Auch beim Unternehmen Favi, einem französischen Metallverarbeiter, haben die Vorgesetzten Verantwortung abgegeben. Dort gab es einen Lagerraum mit Lagerwart, der den Arbeitern Werkzeuge und Material nur dann ausgeben durfte, wenn ein vom Schichtleiter unterschriebener Antrag vorlag. Machte der Lagerwart Pause, war der Raum verschlossen. War der Schichtleiter nicht da, konnte es zu Verzögerungen kommen, die den ganzen Betrieb blockierten. Dann hat man mal sauber gerechnet: Steht eine Maschine still, kostet das x-Mal mehr als ein vorschriftenkonformes Blatt Papier. Seitdem ist der Lagerraum immer offen und es braucht keine Formalien mehr. Das spart eine Menge Zeit und Geld. Wer etwas entnimmt, muss dies nur in ein Bestandsbuch eintragen, damit man den Überblick behält und Ausgehendes nachbestellt werden kann.

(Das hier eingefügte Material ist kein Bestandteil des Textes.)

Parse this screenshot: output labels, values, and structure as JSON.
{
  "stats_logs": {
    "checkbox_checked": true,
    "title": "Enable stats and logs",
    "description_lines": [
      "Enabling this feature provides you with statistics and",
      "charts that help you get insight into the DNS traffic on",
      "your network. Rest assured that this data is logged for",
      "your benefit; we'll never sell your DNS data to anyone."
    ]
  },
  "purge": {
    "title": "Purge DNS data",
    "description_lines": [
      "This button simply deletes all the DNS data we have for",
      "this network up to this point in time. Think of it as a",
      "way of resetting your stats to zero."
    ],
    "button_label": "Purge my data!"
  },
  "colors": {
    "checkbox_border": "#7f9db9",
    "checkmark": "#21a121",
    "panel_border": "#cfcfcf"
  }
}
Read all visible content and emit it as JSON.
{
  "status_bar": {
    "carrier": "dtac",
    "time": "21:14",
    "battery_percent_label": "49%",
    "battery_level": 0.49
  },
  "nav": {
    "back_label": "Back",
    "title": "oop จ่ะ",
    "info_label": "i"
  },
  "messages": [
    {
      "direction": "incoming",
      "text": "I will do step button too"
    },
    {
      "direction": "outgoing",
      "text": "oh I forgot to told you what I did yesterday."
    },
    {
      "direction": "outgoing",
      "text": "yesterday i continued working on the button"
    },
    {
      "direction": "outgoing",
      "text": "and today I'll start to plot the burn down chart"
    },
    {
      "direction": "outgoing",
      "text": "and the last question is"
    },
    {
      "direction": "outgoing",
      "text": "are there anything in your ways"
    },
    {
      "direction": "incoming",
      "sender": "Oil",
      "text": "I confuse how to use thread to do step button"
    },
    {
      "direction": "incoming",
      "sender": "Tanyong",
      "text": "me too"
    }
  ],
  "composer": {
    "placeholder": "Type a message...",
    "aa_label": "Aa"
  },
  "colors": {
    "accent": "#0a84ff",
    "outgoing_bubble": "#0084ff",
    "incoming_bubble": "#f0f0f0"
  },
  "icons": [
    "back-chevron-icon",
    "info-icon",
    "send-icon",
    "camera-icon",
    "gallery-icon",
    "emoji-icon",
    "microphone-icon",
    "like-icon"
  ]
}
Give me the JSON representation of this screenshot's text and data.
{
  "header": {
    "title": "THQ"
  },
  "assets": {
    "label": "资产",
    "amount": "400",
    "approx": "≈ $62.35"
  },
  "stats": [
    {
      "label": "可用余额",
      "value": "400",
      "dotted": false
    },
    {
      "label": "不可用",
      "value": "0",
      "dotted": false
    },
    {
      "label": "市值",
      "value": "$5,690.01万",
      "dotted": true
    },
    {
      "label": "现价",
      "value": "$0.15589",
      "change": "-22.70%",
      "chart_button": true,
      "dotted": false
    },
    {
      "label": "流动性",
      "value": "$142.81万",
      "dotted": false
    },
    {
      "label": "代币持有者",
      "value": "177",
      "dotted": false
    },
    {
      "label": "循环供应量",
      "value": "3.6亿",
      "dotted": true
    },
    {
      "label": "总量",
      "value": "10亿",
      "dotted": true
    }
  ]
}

Via Level 1 und 2 zu mehr Selbstorganisation

Soviel gleich vorweg: Teammitglieder, die sich zunehmend selbst organisieren, brauchen unbedingt einen Coach, der sie dabei begleitet. Dieser hilft ihnen dabei, sowohl die methodischen als auch die gruppendynamischen Tücken zu meistern. Zudem hängt der Grad der Selbstorganisation von den anstehenden Aufgaben ab, sie passt nicht zu jedem Zweck. Führen Unternehmen Selbstorganisation im großen Stil ein, braucht es das „Go“ von ganz Oben.

Klassische Organisationen bewegen sich zunächst zügig hin zu Level eins: die sich dezentralisierende Organisation. Wer dort angekommen ist, begibt sich in Richtung Ziellevel zwei: die unterstützte Selbstorganisation. Gegebenenfalls steuert man schließlich zu einem Level drei: die komplett selbstgesteuerte Organisation.

Sie ist meiner Einschätzung nach nur für dezidiert ausgewählte Unternehmen geeignet. Auch Soziokratie-Modelle wie Holocracy fallen in diesen Bereich. Komplett selbstgesteuerte Organisation finden wir vor allem in kleineren Unternehmen der IT- und Internetszene. Level eins und zwei jedoch kann jedes Unternehmen erreichen.

Level 1: Die sich dezentralisierende Organisation

In der sich dezentralisierenden Organisation finden wir die ersten Schritte in Richtung Selbstorganisation. Es wird nicht mehr alles zentral gesteuert, Hierarchien sind verflacht. Unternehmen können jetzt im Rahmen von Pilotprojekten oder in Teilbereichen des Unternehmens eine zunehmende Selbstorganisation einleiten.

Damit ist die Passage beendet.